Managed packages. They install code directly into your org with full execution privileges and many orgs never update them. Build a managed package inventory, subscribe to their release notes, and include package version checks in your deployment pipeline.

A07: Identification and Authentication Failures

Two common failures: not enforcing MFA (Salesforce now requires it, but many orgs have exemptions in place from before the mandate), and not auditing connected apps. Every OAuth-connected app is a potential authentication bypass.

Audit your connected apps quarterly. Revoke anything that hasn’t been used in 90 days.

A08: Software and Data Integrity Failures

In Salesforce CI/CD, this means your deployment pipeline must be the only path to production. If a developer can deploy via change set, IDE, or anonymous Apex in production, your integrity guarantees are worthless.

Lock down production with IP restrictions on developer tools and audit trail monitoring.

A09: Security Logging and Monitoring Failures

Salesforce provides Event Monitoring - use it. Track logins from new IPs, bulk data exports, permission changes, and API calls. Feed this into your SIEM.

The minimum you should have: alerts on any permission set assignment in production, any Connected App authorization, and any report export over 10,000 rows.

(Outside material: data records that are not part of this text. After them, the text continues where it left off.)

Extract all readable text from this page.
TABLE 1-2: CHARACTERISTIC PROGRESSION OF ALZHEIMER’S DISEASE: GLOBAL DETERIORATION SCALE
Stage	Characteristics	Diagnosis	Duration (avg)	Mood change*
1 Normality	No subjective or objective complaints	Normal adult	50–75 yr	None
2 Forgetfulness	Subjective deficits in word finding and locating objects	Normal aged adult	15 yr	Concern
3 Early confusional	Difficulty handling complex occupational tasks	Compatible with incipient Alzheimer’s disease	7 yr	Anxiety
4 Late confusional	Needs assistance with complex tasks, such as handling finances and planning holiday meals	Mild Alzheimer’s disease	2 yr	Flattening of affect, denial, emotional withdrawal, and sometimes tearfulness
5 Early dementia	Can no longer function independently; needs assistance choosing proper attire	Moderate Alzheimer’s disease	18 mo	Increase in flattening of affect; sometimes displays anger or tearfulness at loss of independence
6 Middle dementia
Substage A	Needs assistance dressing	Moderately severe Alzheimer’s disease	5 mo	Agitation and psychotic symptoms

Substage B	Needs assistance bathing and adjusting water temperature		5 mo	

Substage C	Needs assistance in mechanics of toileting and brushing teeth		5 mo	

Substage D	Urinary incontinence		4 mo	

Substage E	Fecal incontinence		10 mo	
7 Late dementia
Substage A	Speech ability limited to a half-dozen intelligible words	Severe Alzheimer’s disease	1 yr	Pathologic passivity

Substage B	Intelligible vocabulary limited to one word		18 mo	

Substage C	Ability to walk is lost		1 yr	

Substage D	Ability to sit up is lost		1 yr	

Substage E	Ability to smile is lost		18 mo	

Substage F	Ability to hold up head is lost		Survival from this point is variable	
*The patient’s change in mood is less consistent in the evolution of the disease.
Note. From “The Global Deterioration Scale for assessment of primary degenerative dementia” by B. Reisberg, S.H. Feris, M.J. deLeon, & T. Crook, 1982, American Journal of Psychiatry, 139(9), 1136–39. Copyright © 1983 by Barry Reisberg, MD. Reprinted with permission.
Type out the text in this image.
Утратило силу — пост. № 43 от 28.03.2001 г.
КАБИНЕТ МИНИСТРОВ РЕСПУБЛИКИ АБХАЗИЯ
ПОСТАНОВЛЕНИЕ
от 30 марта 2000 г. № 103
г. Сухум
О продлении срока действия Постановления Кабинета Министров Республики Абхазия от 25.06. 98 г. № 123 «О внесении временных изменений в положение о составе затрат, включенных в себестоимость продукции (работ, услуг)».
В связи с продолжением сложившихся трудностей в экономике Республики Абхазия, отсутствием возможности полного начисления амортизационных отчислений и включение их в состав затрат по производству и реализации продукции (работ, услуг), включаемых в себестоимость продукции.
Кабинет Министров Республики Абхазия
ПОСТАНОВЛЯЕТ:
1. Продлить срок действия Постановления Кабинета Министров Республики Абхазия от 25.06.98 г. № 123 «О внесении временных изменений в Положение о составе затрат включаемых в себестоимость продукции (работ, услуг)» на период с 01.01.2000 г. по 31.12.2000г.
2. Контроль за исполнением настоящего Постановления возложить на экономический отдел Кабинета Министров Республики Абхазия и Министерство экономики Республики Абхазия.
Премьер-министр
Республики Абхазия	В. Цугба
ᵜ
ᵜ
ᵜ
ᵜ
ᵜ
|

A10: Server-Side Request Forgery

Apex callouts to external services based on user-supplied URLs are a real SSRF vector. Always validate the URL against an allowlist of approved endpoints - never let a user control where your Apex makes HTTP requests.

// Bad
HttpRequest req = new HttpRequest();
req.setEndpoint(userSuppliedUrl); // Never do this

// Good - validate against allowlist
Set<String> allowedHosts = new Set<String>{'api.partner.com', 'hooks.slack.com'};
URL parsed = new URL(userSuppliedUrl);
if (!allowedHosts.contains(parsed.getHost())) {
    throw new SecurityException('Endpoint not in allowlist');
}

Security on Salesforce is a shared responsibility model. The platform does a lot - but it can’t protect you from your own code.